The Battista Sisters came to me in the first week of February 2012, having been found flying around a bedroom in an old house in Marietta, OH (Stella) and clinging to a brick pillar in a busy supermarket breezeway, six inches off the ground (Mirabel). 

I took them in, they bonded and became inseparable, and I kept them the rest of the winter, waiting for the weather to warm enough to release them. 
Oh, and I fed them. Mealworms. Boy did I feed them. 

I plan to write this up elsewhere, and spent a good long day on the jet to Soldatna writing about it, but the long and short of it is that I gave them too much food and really messed them up. They came to me in the 17-18 gm range. I left the in the garage hibernating in cool temperatures and as of March 1 they were still maintaining a weight of about 18 gm each. Perfect. But I got sloppy and started giving them more worms, just dumping a bunch in their bowl every morning, and by April 16 they were each topping 25 gm. ACK! How did that happen?
It turns out that you have to ration them to about 12 a day. I didn't know that. I gave them all they would eat, and that's a lot.
This is Mirabel, and it's what a 25-gm big brown bat looks like. She looks like a flying sofa pillow, that's what she looks like.
In this photo, I'm blowing on her back fur to reveal a huge U-shaped roll of fat around her bottom under her sweet pink skin. Oh-oh.


See how her whole stern section (the furred part) is U-shaped? It ought to be deltoid. Yeah, so should mine.
This is how a 25-gm big brown bat flies. Which is, not at all. Scuttle-hopping is more like it. Baby got bat.


Mirabel, I got some 'splainin' to do. First, I'm sorry I got you into this mess. I thought I was helping you girls.
Second, I'm going to fix it. First, we'll get you a tent. A beautiful Wenzel Zephyr 9 x 13' screen house. 
Whose most important feature is the "welded polyethelene floor" (see Mirabel's substrate, above) which is integral to the walls and will prevent you and sister Stella from escaping while you attend Bat Boot Camp with Mether.


Bat Boot Camp?
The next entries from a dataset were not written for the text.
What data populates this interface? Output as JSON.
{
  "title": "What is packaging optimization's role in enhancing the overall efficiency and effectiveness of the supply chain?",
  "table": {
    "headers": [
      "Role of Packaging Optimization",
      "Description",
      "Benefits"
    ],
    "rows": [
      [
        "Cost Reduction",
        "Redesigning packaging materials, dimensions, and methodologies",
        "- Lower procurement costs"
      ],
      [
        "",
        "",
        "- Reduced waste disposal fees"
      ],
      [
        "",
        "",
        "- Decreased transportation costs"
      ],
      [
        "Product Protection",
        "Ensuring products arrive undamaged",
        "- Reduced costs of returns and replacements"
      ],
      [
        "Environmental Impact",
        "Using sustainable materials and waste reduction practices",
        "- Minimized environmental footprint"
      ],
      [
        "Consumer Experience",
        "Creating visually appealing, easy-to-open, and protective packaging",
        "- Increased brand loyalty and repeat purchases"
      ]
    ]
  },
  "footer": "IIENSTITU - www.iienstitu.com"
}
What's that??
Sounds eeky (says Mirabel as she hangs inches from the floor).



Well, it's where Mether picks you up and tosses your fat little bodies into the air every evening, and she cuts your mealworm consumption by oh, 90% until you lose the extra baggage and are airborne again.
We'll install you in the tent and you can get out and fly whenever you feel like it.


Stella: We don't feel like it, thank you.
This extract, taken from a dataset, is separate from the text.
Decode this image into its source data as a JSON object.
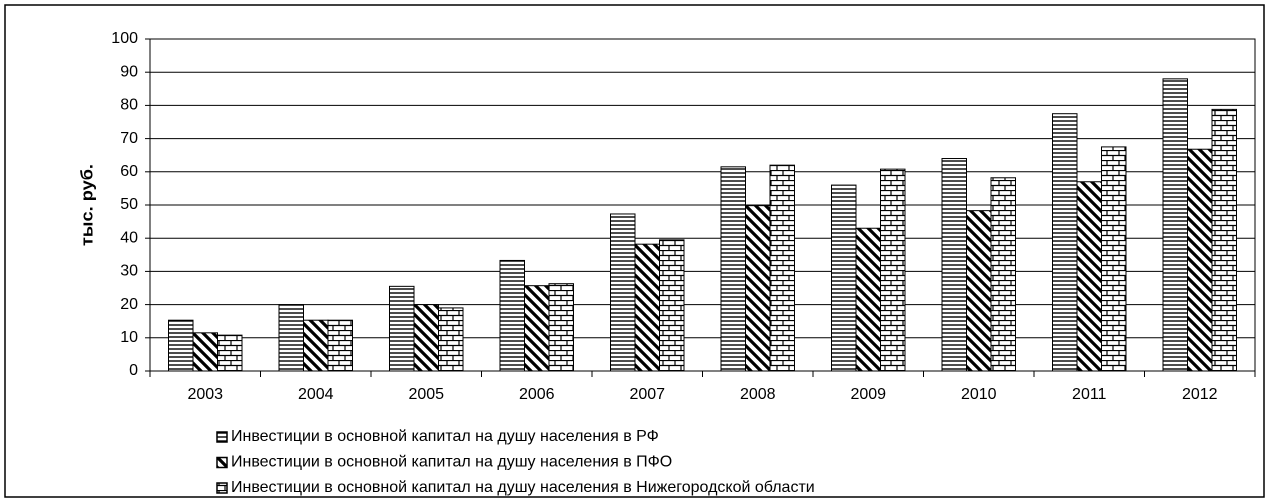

Oh, you will. You will. Or I'm going to die trying.

If you do a little math, bringing a bat down from 26 gm to 18 gm is like asking me to get down to about 97 pounds in 4 weeks. I beg of you, don't do the math.

 Some said it couldn't be done, but I owed it to my girls, and I was going to give it one heck of a try. On the bats. Not me. I would need my Tahitian Vanilla Talenti Gelato to fortify me for the work ahead.